Dr Aijaz Kumbhar, area adviser at foreign funded Dairy Beef Project, belonging to a village in Badin district, sharing borders with Tharparkar also claimed to have received information from grazing fields.

It was the responsibility of academia and research institutes to conduct a fresh study to identify wild plants in the fields with their description, scientific names and nutrient value or toxicity level for animals. This would also help learn how many native plants have depleted due to climate change and replaced by strange plants, which were creating problems.

“There is a chain of people from scientists to veterinary officials and (livestock) farmers, who possess herds. But it seems there is a gap within this chain in terms of identifying the issues faced by farmers,” Dr Kumbhar said, adding that scientists and researchers might have knowledge, which should be passed on to officials in fields and then moved to farmers at grassroots level to avoid losses.

“Energy and proteins are must to save animals. But now the system has been changed because of depletion of valuable plants and practices by farmers,” he said.

Giving examples, he said one source of protein was seeds. In the past, ghanis were used to extract oil from seeds, turning what remained into seed cakes. Those seed meals helped improve the body of animals. But the old mechanism has changed.

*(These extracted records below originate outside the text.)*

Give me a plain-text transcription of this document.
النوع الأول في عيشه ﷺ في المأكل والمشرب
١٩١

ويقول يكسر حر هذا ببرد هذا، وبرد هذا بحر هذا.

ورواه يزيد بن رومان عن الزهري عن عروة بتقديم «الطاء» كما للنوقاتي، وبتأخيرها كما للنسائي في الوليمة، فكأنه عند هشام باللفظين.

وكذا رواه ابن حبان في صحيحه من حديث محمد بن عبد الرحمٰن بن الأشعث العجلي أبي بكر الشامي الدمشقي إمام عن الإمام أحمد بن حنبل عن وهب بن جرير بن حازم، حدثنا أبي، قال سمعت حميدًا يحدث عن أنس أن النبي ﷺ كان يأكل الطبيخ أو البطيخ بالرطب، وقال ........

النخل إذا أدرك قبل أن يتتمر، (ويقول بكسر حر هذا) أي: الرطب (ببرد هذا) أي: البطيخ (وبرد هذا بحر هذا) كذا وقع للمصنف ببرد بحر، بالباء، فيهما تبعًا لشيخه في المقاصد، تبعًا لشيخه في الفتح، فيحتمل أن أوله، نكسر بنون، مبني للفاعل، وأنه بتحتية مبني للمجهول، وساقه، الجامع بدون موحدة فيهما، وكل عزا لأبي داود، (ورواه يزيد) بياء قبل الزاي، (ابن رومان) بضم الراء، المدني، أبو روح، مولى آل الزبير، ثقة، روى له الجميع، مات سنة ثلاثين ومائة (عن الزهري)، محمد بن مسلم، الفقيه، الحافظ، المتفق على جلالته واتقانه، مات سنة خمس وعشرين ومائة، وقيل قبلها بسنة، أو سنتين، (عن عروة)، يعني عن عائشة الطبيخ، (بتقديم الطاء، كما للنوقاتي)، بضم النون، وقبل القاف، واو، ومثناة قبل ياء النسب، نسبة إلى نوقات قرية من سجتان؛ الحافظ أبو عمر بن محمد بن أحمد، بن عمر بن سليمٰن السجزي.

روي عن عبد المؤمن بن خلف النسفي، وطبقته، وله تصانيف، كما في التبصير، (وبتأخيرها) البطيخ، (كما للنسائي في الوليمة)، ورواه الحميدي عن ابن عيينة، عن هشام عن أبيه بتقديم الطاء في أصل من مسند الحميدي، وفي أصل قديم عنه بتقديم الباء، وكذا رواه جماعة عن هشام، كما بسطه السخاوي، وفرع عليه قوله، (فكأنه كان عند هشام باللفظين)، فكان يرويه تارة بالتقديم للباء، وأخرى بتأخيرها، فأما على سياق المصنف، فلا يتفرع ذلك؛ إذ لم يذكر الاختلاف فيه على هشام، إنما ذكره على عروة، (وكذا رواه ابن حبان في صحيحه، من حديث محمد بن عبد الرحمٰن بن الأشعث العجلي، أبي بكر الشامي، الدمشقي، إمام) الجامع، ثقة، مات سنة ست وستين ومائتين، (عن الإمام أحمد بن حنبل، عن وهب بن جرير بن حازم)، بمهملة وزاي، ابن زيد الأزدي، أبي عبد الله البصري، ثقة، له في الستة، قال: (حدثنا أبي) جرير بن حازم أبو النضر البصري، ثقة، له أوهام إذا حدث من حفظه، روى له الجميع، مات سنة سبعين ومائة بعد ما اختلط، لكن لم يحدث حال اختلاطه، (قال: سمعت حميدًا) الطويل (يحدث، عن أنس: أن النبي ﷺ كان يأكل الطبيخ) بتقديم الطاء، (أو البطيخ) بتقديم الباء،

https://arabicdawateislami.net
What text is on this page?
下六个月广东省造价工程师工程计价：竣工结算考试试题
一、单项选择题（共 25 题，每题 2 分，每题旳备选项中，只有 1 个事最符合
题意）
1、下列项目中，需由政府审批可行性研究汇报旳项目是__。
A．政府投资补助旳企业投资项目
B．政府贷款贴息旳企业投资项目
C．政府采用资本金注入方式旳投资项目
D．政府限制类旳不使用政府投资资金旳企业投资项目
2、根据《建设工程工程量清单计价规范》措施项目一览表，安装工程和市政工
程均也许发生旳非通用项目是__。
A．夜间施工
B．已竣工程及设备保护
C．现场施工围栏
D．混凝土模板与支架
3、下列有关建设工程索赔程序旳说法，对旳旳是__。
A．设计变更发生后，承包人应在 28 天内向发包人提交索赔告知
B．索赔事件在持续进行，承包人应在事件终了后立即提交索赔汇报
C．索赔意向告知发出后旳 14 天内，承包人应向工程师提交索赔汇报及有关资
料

“Similarly the other source is energy which we used to get from grains, like wheat, rice and a variety of pulses for animal feed. This practice has also been changed by herders to maintain the productivity of animals through investment,” he said.

Earlier, seed cakes made via ghanis used to have 18-20 percent protein, but since new machines were introduced, findings show only eight percent protein in seed meals. A gap has developed among farmers when it comes to knowing about the food chains and new processes. There is need to fill this gap with knowledge sharing at the grassroots level to save valuable livestock and other assets.

The veterinary practitioners said this gap should be filled with fresh studies about the flora growing in the various parts of the province, the nutritional value of the flora, and the impacts of climate change, as well as the reasons behind the increasing toxicity in the environment.